There's an interesting piece of rightwing propaganda about Annise Parker's recent executive order to ban discrimination on the basis of sexual orientation, gender identity, and gender expression in the city of Houston people have been linking to. Nothing really controversial, just banning discrimination in a way many Americans think is already protected, except for one little thing:
Furthermore, Welch takes issue with how the mayor so easily brushed off the will of the people.
In 1995, Houston voters had passed ballot measures prohibiting the extension of special rights based on sexual behavior. They did the same in 2001.
"She (Parker) is now acting by decree to impose her agenda in direct contrast to those votes," commented Welch.

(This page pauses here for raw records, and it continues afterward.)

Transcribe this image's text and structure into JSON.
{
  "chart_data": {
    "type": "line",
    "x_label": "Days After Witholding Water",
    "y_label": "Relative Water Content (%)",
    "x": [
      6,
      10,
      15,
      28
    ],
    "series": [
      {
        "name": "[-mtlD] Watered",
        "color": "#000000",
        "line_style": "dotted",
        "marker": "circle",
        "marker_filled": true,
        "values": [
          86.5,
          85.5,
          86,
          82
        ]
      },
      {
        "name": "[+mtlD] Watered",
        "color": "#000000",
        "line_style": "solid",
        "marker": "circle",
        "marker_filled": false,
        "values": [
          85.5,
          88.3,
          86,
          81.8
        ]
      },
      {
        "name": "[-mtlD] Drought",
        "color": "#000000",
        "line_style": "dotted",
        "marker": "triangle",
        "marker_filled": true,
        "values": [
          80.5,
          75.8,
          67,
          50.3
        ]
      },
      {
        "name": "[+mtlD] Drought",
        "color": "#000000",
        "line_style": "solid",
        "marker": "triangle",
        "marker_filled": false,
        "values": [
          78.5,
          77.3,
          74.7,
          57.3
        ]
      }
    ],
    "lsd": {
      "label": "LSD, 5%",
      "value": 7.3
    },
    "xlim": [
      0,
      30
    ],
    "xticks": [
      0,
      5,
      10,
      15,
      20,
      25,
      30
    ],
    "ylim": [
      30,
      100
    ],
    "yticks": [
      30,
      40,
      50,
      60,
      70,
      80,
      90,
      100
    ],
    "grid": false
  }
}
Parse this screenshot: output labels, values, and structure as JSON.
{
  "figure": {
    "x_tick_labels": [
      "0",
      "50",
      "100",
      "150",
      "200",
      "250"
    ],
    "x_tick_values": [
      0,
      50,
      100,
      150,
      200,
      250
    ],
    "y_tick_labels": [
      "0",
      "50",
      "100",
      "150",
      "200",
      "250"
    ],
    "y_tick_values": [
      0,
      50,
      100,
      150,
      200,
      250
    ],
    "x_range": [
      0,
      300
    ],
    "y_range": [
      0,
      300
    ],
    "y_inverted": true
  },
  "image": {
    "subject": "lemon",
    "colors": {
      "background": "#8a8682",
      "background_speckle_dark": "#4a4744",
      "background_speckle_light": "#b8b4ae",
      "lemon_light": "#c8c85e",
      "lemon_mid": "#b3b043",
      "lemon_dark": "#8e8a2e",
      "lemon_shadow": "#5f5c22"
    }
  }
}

Unbelievable - she's acting like she has some sort of authority in Houston! Who does she think died and left her in charge? To think she struts around like she has some sort of power in that city. Obviously the will of the people isn't expressed in the most recent election, but in ballot initiatives from a decade ago on issues germane but not the same as the one being discussed. And everyone knows mayors are not allowed to sign executive orders until they've been approved by rightwingers.
What a bitch.
The rest of the piece is about the bathroom issue (men in dresses raping America's pre-pubescent daughters) and touches briefly on lawsuits, although it doesn't discuss it all that much. It's largely incoherent on a policy level, but that's never stopped these folks before.
The larger framing is how the article sets up a "Christian vs. gay" identity battle. Instead of this being about antidiscrimination policy, this is a zero-sum game in which one side is going to have to lose. They see themselves as a little army battling us, another little army, in which any gain for us is going to be illegitimate since they think every American agrees with them no matter what polling shows.
Anything we win is going to be portrayed as an attack on them, something that'll have disproportionately huge consequences. The story of how antidiscrimination legislation will cause nuclear winter is secondary - they feel that us winning means that they're being attacked.
On a national level, the right has already been working overtime to come up with reasons why Obama doesn't legitimately have any power (he's Kenyan, America's a center-right nation, a couple armed and angry protesters who somehow represent everyone showed up at a few town hall meetings). They're ready for this battle even if they haven't really been talking about it.
If the Senate seriously takes up ENDA this year, these protestors won't be enough to stop it. But anyone can predict what they're going to do, and how much the media is going to enjoy a "Obama vs. real American Christians" story. If we wondering about the reticence, this is the main reason why it's there even though ENDA polls extraordinarily well nationally.